La Autoridad Europea de Seguridad Alimentaria (EFSA), tras finalizar la consulta abierta en abril de 2020, ha publicado una opinión científica relativa a la evaluación de los riesgos para la salud humana y animal, relacionados con la presencia de glicoalcaloides en alimentos y piensos, concretamente en patatas y productos derivados.
Los glicoalcaloides son compuestos naturales que se encuentran en la familia de las solanáceas. Esta evaluación de riesgos se ha realizado en partes comestibles de plantas de patata y otras plantas que contienen glicoalcaloides, en particular, tomate y berenjena.

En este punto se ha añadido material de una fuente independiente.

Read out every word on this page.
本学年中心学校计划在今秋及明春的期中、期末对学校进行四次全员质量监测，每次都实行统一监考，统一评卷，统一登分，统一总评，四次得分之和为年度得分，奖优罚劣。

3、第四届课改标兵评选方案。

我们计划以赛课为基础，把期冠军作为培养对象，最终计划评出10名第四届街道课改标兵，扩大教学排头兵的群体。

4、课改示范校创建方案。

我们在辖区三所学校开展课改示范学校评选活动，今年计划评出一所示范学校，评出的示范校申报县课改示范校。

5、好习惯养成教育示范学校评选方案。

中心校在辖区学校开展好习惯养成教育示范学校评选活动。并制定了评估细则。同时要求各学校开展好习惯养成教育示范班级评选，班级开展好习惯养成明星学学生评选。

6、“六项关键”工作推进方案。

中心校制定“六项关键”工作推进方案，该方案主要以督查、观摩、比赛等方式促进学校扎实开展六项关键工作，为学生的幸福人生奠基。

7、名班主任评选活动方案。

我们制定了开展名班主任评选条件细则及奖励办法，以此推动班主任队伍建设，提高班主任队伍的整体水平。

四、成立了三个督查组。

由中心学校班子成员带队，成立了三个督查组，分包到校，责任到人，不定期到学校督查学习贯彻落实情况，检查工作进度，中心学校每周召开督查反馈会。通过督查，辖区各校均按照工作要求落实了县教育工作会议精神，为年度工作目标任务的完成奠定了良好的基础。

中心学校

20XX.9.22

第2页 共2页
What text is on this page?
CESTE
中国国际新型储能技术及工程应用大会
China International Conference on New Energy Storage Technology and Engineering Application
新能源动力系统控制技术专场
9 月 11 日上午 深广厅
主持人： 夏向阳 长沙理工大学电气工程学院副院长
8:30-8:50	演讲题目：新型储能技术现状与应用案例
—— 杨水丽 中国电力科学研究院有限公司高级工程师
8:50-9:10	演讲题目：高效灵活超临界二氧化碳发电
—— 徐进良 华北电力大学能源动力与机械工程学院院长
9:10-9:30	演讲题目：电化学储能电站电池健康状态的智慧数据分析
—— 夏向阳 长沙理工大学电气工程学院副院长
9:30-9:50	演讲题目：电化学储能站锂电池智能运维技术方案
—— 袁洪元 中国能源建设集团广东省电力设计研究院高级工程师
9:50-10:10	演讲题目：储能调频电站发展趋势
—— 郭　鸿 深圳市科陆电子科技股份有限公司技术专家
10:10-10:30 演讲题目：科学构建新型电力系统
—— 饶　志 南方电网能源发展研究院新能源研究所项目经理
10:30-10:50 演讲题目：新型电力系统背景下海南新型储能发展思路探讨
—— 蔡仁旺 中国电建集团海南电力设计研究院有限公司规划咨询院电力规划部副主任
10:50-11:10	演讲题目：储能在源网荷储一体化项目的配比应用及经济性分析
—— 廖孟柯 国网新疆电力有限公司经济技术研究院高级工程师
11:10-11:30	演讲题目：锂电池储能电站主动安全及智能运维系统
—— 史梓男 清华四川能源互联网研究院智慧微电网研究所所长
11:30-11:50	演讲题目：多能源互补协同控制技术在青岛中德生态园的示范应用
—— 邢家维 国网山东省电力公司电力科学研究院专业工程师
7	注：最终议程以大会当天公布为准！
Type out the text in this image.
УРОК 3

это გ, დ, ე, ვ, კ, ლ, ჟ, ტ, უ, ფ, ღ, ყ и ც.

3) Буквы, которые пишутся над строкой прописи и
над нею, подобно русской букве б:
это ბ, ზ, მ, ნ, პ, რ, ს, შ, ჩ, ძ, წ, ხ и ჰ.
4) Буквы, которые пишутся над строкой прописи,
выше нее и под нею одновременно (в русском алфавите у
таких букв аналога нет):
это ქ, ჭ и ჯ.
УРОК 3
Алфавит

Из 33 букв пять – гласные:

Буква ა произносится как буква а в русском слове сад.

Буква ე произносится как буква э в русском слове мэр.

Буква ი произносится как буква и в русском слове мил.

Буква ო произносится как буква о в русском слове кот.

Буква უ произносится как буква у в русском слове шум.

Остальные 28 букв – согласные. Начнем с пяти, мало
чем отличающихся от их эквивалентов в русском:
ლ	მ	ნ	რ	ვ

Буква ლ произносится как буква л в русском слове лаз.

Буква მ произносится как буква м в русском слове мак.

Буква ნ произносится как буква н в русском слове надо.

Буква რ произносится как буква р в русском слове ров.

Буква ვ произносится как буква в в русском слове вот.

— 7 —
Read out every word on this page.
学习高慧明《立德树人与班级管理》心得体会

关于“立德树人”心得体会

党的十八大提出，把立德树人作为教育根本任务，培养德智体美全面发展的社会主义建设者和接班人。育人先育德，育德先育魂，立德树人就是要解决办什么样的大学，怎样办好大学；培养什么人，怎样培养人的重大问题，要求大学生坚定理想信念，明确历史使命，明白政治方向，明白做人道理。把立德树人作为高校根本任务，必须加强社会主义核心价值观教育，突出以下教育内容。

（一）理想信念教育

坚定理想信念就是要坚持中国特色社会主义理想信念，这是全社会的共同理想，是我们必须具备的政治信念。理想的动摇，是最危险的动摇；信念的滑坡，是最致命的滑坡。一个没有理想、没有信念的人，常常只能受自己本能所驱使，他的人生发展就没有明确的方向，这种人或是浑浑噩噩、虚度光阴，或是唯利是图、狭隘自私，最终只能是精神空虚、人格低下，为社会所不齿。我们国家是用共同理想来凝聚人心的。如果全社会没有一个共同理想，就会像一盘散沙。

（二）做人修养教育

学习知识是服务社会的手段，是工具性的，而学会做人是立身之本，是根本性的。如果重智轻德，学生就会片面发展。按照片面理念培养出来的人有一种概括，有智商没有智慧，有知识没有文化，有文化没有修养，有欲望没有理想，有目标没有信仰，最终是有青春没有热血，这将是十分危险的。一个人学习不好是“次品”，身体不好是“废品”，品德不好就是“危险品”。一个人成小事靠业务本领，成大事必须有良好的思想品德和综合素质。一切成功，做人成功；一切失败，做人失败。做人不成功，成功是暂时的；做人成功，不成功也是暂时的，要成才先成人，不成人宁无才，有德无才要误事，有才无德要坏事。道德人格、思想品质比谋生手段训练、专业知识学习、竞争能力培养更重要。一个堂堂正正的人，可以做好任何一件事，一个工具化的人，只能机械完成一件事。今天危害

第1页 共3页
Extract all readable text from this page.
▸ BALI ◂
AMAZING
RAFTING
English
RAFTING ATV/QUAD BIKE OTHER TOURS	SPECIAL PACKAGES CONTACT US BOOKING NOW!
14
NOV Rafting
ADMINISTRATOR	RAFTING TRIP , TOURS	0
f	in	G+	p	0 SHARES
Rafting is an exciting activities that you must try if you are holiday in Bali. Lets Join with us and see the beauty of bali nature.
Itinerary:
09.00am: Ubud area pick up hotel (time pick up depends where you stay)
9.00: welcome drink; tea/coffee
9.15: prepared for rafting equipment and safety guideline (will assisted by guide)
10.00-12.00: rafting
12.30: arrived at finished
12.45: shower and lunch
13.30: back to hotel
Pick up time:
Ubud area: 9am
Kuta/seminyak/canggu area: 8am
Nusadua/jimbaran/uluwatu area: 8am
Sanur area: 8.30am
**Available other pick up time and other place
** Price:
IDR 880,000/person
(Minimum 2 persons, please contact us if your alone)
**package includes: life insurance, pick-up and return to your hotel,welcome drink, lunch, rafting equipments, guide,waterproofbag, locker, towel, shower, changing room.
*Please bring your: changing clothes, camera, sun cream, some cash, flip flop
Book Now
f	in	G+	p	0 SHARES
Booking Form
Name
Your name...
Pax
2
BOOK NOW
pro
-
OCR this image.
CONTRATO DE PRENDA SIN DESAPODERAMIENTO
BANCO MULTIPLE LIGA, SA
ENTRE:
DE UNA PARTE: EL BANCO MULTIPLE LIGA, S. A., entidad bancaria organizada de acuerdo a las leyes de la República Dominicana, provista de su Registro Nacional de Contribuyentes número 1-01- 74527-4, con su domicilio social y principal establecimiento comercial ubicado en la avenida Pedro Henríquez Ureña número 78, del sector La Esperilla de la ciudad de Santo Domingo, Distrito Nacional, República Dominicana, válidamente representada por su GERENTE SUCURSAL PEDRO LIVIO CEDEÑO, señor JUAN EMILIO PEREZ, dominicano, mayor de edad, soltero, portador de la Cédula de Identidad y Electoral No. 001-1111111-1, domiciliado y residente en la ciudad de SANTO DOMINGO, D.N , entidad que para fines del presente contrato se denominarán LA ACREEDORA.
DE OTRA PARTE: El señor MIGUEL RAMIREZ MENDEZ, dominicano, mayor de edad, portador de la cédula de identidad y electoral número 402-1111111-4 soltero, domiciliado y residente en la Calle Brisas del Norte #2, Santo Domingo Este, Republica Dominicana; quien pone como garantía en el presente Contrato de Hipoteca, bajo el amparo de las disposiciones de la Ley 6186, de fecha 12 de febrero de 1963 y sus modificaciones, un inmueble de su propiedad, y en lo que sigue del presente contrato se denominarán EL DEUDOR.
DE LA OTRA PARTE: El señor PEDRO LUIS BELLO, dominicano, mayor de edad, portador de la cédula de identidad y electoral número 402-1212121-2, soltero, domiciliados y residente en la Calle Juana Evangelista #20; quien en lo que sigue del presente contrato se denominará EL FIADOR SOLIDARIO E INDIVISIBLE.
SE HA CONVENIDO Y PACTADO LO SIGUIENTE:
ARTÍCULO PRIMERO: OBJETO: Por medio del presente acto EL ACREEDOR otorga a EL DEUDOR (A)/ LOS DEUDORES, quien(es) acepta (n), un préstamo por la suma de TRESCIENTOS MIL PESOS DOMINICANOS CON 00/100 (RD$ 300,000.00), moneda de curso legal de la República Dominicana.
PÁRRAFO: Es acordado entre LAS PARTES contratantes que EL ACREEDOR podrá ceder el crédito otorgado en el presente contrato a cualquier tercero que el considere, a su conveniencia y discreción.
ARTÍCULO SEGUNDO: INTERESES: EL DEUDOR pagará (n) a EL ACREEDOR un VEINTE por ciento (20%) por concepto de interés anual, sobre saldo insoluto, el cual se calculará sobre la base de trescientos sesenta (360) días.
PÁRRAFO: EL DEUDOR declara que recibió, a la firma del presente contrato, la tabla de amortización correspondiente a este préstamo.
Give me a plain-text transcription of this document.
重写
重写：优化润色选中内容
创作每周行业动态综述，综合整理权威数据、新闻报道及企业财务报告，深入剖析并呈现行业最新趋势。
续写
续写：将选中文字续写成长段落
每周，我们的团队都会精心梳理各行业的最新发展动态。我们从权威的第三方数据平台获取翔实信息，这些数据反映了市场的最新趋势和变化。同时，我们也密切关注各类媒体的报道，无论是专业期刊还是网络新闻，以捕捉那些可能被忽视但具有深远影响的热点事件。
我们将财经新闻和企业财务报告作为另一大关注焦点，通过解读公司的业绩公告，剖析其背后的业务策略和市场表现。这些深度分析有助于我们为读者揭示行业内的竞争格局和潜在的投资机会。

Hay diferentes tipos de glicoalcaloides, siendo los predominantes en la patata la α-solanina y α-chaconina y su concentración depende de una serie de factores, como la variedad de la patata, la madurez y varios factores ambientales. Las concentraciones de glicoalcaloides son de 3 a 10 veces más grandes en la cáscara que en el interior.
Las condiciones de almacenamiento, especialmente la luz y la temperatura, son responsables directos de un aumento de solanina, siendo la tasa de formación de glicoalcaloides en oscuridad sólo alrededor del 20% de la tasa de formación de las patatas expuestas a la luz.
En humanos, los efectos tóxicos agudos de los glicoalcaloides de la patata (α-solanina y α-chaconina) provocan síntomas gastrointestinales como náuseas, vómitos y diarrea por ingesta de glicoalcaloides en cantidad de 1 mg/kg de peso corporal o más.